BBC Panorama programme 'Is the Church Racist?'

19/04/2021

The BBC Panorama programme ‘Is the Church Racist?’ tonight explored allegations of racism and discrimination within the Church of England.

The programme includes interviews with a number of UK Minority Ethnic clergy as well as laity and those training for ordained ministry about experiences within the Church. We have worked with the producers to provide information and a response to a number of issues raised. 

The allegations – whether involving individuals or the wider structures or culture of the Church – are deeply worrying and there is no place for racism or discrimination within the Church.

This week the Church of England publishes the report of the Archbishops’ Anti-Racism Taskforce which was commissioned last year by the Archbishops of Canterbury and York to scrutinise previous reports and recommendations made to the Church of England over the last 36 years and establish what progress, if any, the Church has made on racial justice.

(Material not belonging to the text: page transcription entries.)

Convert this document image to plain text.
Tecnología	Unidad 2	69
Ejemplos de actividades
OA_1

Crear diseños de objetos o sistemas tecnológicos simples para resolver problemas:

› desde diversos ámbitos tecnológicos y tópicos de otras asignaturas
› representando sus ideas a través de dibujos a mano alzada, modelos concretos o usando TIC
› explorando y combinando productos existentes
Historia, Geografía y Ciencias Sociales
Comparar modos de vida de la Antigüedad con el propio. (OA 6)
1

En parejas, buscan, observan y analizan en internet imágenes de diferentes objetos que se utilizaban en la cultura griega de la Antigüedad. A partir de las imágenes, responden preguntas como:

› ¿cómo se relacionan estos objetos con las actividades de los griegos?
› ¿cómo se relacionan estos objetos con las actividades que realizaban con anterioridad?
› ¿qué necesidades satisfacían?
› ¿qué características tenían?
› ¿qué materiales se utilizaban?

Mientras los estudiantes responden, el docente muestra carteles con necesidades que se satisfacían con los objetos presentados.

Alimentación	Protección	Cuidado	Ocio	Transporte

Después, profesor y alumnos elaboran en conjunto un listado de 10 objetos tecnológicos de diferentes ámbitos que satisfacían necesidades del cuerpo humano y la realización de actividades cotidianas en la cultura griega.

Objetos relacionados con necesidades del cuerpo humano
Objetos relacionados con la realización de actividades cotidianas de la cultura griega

It followed a public apology at the General Synod in February 2020 by the Archbishop of Canterbury for racism experienced by black and minority ethnic people in the Church of England since the arrival of the Windrush Generation. He also said that there is ‘no doubt’ that the Church of England is still “deeply institutionally racist”.

The Taskforce report, which will be published on Thursday, April 22, Stephen Lawrence Day, will make dozens of specific recommendations to different parts of the Church, with a clear timetable for action, designed to help make the Church of England fairer and more diverse, to become representative of the people of England.

But those specific recommendations will be just the start. The taskforce will lay the groundwork for a new longer-term Commission on Racial Justice to examine broader, systemic questions.

The Archbishop of York said: “The stories we’ve heard are shocking and there is no doubt that the Church has failed our UK Minority Ethnic brothers and sisters.

“I hope that we are at least now approaching the challenge of tackling racism in a more intentional way and that that this will lead to much greater participation at every level of the Church’s life in order that we might become the change that we long to see everywhere.

“The heart of the Christian faith is that in Christ there is a new humanity. The old barriers of separation and exclusion no longer count.

“This is the faith that was born on Easter Day 2000 years ago, a faith that drew in excluded people and I want us to recover that vision of this new humanity where barriers of separation are broken down.”